Mortality and morbidity
In OR, the overall 30-day mortality rate was 3.9% (n=4; Table 4). Median ventilation time, intensive care unit (ICU) stay, and hospital stay were 12 (IQR, 4–1,128) hours, 4.5 (IQR, 2–53) days, and 24 (IQR, 4–245) days, respectively. Eventually, six patients (5.9%) developed SCI; paraplegia occurred in three (2.9%) patients and paraparesis also occurred in three (2.9%) patients (Table 4).
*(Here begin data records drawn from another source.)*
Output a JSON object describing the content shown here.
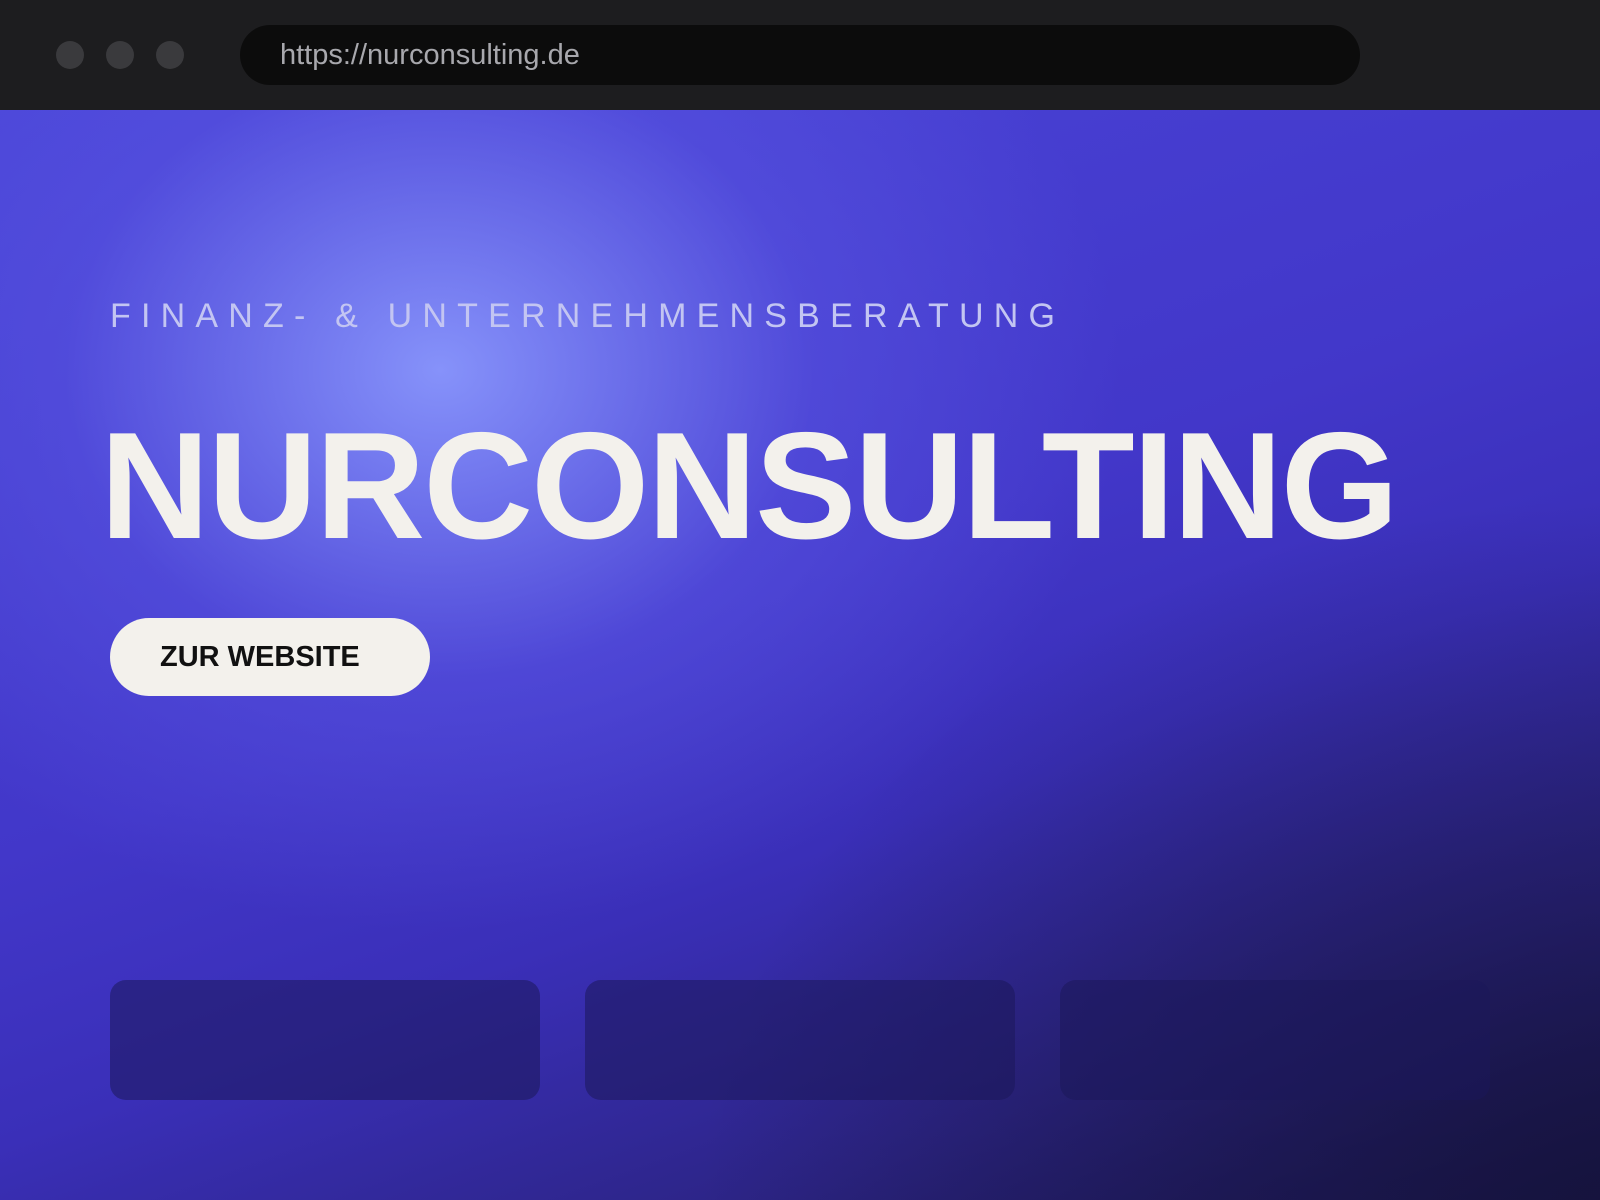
{
  "browser": {
    "url": "https://nurconsulting.de",
    "window_controls": [
      "close-dot",
      "minimize-dot",
      "maximize-dot"
    ]
  },
  "hero": {
    "eyebrow": "FINANZ- & UNTERNEHMENSBERATUNG",
    "title": "NURCONSULTING",
    "cta_label": "ZUR WEBSITE"
  },
  "colors": {
    "chrome_bg": "#1d1d1f",
    "urlbar_bg": "#0c0c0c",
    "hero_primary": "#4237c9",
    "hero_highlight": "#8692fa",
    "text_light": "#f3f1ec",
    "button_text": "#111111"
  }
}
There were no significant differences between reconstruction or non-reconstruction of the AKA in the patients whose AKA was located at the operative site [6.8% (4/59) vs. 4.3% (1/23), P=1.000]. In multivariate analyses of the OR group, no independent risk factors for SCI were identified.
Table 4
| Variables | All (n=256), n (%) | OR (n=102), n (%) | EVR (n=154), n (%) |
|---|---|---|---|
| 30-day mortality | 7 (2.7) | 4 (3.9) | 3 (1.9) |
| Postoperative ECMO support | 12 (4.7) | 11 (10.8) | 1 (0.6)* |
| Complications | |||
| Stroke | 2 (0.8) | 0 (0) | 2 (1.3) |
| Spinal cord injury | 16 (6.3) | 6 (5.9) | 10 (6.5) |
| Paraplegia | 5 (2.0) | 3 (2.9) | 2 (1.3) |
| Paraparesis | 11 (4.3) | 3 (2.9) | 8 (5.2) |
| AKD (Cr ≥2.0 mg/dL) | 42 (16.4) | 19 (18.6) | 23 (14.9) |
| CHDF | 11 (4.3) | 6 (5.9) | 5 (3.2) |
| Coronary event | 1 (0.4) | 1 (1.0) | 0 (0) |
| Pneumonia | 7 (2.7) | 5 (4.9) | 2 (1.3) |
| Prolonged ventilation (≥72 h) | 14 (5.5) | 10 (9.8) | 4 (2.6) |
*, the patient converted to open repair. OR, open repair; EVR, endovascular repair; ECMO, extracorporeal membrane oxygenation; AKD, acute kidney disease; Cr, creatinine value; CHDF, continuous hemodiafiltration.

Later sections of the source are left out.